By Jonathan Copping, Sports Lawyer, Bolt Burdon Law Firm, London
There has been substantial discussion and commentary in the press, not only in the United Kingdom, but throughout Europe, about the threat of the financial strength of the teams in the Chinese Super League.
In January 2017, Brazilian footballer, Oscar, moved from Chelsea to Shanghai SIPG for a reported £60 million. Oscar’s salary is reported to be in the region of £350,000.00 per week, a three-fold increase on what he was reportedly earning at Chelsea. Oscar is not the only high-profile footballer to move to the Chinese Super League. Former Manchester United and Manchester City forward, Carlos Tevez, moved to Shanghai Shenua on a reported salary of £615,000 per week.
It is without question that the teams in the Chinese Super League have paid hugely inflated prices in order to tempt high-profile footballers to move to play in China. The Chinese Football Association and the Chinese Government want to turn China into a global force in world football and see attracting high-profile foreign footballers as one way of increasing the popularity of football in China.
However, leading football clubs throughout Europe will be pleased to read that the Chinese Football Association has implemented a rule to limit the number of foreign footballers who can appear in a team’s match day squad from four to three players.
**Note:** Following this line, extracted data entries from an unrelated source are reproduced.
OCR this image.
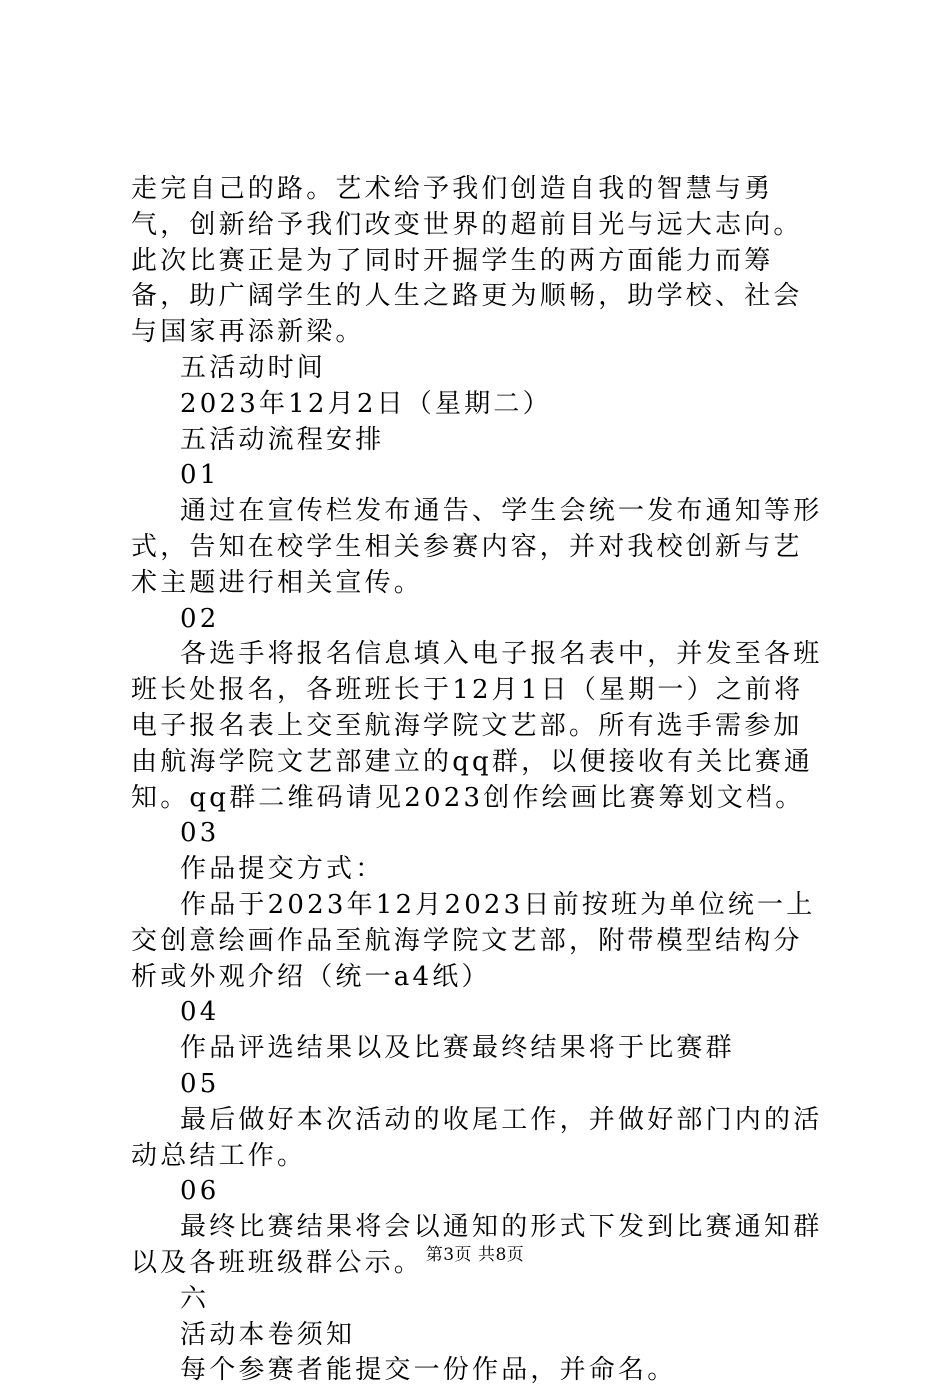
走完自己的路。艺术给予我们创造自我的智慧与勇气，创新给予我们改变世界的超前目光与远大志向。此次比赛正是为了同时开掘学生的两方面能力而筹备，助广阔学生的人生之路更为顺畅，助学校、社会与国家再添新梁。

五活动时间

2023年12月2日（星期二）

五活动流程安排

01

通过在宣传栏发布通告、学生会统一发布通知等形式，告知在校学生相关参赛内容，并对我校创新与艺术主题进行相关宣传。

02

各选手将报名信息填入电子报名表中，并发至各班班长处报名，各班班长于12月1日（星期一）之前将电子报名表上交至航海学院文艺部。所有选手需参加由航海学院文艺部建立的qq群，以便接收有关比赛通知。qq群二维码请见2023创作绘画比赛筹划文档。

03

作品提交方式：

作品于2023年12月2023日前按班为单位统一上交创意绘画作品至航海学院文艺部，附带模型结构分析或外观介绍（统一a4纸）

04

作品评选结果以及比赛最终结果将于比赛群

05

最后做好本次活动的收尾工作，并做好部门内的活动总结工作。

06

最终比赛结果将会以通知的形式下发到比赛通知群以及各班班级群公示。

六

活动本卷须知

每个参赛者能提交一份作品，并命名。

第3页 共8页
Each team’s starting line-up must also include at least two Chinese players under the age of 23.
The rule change has been implemented to allow local talent the opportunity to progress and to address irrational investments by clubs on salaries and transfer fees.
The current Chinese Super League transfer window is open until 28 February 2017 and it will be interesting to see whether any of the teams decide to fill their foreign quotas before the transfer window closes. The China Football Association could, in the future, decide to increase the quota, but for the moment the threat to European clubs is on hold.